Complementary approaches in case of stroke
In general, measures aimed at reducing risk factors for stroke have an important role to play in preventing it.
According to a summary of clinical studies, people with hypertension who practice Qi Gong run less risk of suffering from a stroke and dying from it. In addition, Qigong sometimes lowers hypertension and in doing so, it helps to reduce medication aimed at treating hypertension.
In supportive treatment
Acupuncture has been used for centuries in traditional Chinese medicine, but scientific studies on the subject are only just beginning.
A systematic review of 14 clinical studies looked at the effect of acupuncture on 1,208 stroke patients. The acupuncture sessions started 10 to 30 days after the stroke and lasted for 7 to 10 weeks.
The results obtained indicate that acupuncture can exert a long-term beneficial effect. One year after their stroke, people who received acupuncture sessions had:
- lower risk of dying than people in control or placebo groups;
- less risk of suffering from a loss of autonomy.
A systematic review focused on 9 studies dealing with moxibustion used as adjuvant therapy during rehabilitation. Moxibustion involves stimulating acupuncture points with a heat source.
Conclusion: some studies have shown benefits on motor functions, while others have not. The authors underlined the deficient methodological quality of the studies, and consequently, the difficulty in deciding on the effectiveness of this method.
A few studies suggest that biofeedback by electromyography or EMG associated with physiotherapy would increase functional recovery and the quality of the patient’s gait. However, overall, data regarding the benefits of this technique are limited at this time.

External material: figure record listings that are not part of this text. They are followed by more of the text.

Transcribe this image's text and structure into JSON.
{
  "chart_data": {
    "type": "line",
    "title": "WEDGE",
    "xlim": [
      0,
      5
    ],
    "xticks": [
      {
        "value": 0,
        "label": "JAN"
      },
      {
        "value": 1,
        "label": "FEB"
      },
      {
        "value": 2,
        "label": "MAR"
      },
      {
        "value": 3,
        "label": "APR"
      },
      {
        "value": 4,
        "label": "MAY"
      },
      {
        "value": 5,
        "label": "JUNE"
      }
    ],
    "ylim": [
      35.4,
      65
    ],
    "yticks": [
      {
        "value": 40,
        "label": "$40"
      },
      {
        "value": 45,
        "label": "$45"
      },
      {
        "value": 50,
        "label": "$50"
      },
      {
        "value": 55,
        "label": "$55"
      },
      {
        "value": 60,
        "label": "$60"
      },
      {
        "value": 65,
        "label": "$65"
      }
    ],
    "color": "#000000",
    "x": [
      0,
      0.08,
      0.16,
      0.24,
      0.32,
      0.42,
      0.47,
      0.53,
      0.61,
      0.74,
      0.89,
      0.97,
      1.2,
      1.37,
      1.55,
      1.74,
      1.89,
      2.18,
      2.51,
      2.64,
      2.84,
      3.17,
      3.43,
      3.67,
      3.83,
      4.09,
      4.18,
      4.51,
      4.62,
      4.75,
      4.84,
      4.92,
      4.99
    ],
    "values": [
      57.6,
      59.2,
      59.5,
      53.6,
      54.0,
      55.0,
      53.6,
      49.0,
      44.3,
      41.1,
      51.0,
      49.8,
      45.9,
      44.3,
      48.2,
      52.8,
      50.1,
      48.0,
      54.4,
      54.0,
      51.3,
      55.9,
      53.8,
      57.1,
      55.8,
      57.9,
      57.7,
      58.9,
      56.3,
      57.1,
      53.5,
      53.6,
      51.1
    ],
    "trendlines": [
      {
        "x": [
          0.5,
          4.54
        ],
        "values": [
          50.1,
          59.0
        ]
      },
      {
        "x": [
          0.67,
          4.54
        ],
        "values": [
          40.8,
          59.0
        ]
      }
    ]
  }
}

Reiki may provide support during the rehabilitation of stroke victims. The results of a study conducted among fifty volunteers who had suffered a stroke show some improvement in mood and a boost in energy after ten sessions of 30 minutes each.
On the other hand, no effect was observed on the development of autonomy and on the relief of depressive states.

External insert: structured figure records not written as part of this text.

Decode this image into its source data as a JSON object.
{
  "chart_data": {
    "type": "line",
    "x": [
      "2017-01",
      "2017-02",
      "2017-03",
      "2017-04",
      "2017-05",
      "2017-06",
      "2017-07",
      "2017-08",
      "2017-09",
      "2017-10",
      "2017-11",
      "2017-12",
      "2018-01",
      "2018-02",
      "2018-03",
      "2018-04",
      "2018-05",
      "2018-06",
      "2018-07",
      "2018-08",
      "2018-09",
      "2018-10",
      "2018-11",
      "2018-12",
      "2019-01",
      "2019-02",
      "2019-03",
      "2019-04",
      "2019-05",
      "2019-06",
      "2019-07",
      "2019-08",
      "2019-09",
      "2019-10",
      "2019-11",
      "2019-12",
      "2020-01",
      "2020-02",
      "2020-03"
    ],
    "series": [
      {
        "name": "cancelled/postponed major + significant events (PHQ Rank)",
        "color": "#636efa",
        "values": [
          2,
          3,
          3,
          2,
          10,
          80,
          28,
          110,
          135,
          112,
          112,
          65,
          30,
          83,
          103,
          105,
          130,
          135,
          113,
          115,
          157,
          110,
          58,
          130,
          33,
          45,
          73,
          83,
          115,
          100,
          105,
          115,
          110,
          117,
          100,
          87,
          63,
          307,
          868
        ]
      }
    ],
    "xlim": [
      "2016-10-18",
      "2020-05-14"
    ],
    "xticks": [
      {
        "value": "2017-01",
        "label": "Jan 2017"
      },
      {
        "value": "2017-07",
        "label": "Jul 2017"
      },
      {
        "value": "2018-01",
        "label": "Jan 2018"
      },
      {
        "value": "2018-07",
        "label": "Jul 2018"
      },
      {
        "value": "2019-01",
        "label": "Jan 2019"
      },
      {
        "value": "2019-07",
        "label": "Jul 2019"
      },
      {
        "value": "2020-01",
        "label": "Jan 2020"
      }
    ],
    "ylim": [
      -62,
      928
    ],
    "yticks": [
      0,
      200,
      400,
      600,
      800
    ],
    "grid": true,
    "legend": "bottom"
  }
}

Visualization and mental imagery
According to a systematic review, visualization combined with physiotherapy improves the rehabilitation of people who have suffered a stroke. In the opinion of the authors, other studies are necessary in order to specify the contributions of these practices.
In addition, 2 small-scale clinical studies reported an increase in the functional capacity of patients who used mental imagery.

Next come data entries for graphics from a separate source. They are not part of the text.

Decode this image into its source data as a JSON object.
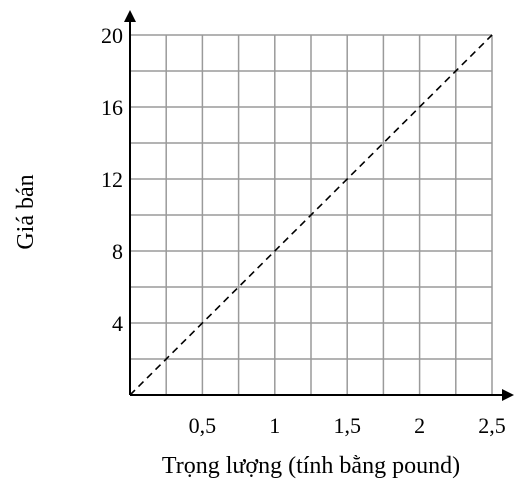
{
  "chart_data": {
    "type": "line",
    "xlabel": "Trọng lượng (tính bằng pound)",
    "ylabel": "Giá bán",
    "x_ticks": [
      "0,5",
      "1",
      "1,5",
      "2",
      "2,5"
    ],
    "y_ticks": [
      "4",
      "8",
      "12",
      "16",
      "20"
    ],
    "x_tick_values": [
      0.5,
      1,
      1.5,
      2,
      2.5
    ],
    "y_tick_values": [
      4,
      8,
      12,
      16,
      20
    ],
    "xlim": [
      0,
      2.5
    ],
    "ylim": [
      0,
      20
    ],
    "grid": true,
    "x_grid_step": 0.25,
    "y_grid_step": 2,
    "series": [
      {
        "style": "dashed",
        "x": [
          0,
          2.5
        ],
        "y": [
          0,
          20
        ]
      }
    ]
  }
}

Dr. Andrew Weil recommends the practice of the Feldenkrais method in addition to conventional treatments during the rehabilitation period following a stroke. This approach helps the nervous system find new ways to compensate for neurological damage. For the moment, only case studies indicate that it is useful in the context of rehabilitation.
It would also help to regain a sense of balance and coordination. Although Feldenkrais sessions seem safe in most cases, people who want to use them should discuss it with their doctor first.
Deep breathing or any other relaxation technique used regularly helps release stress.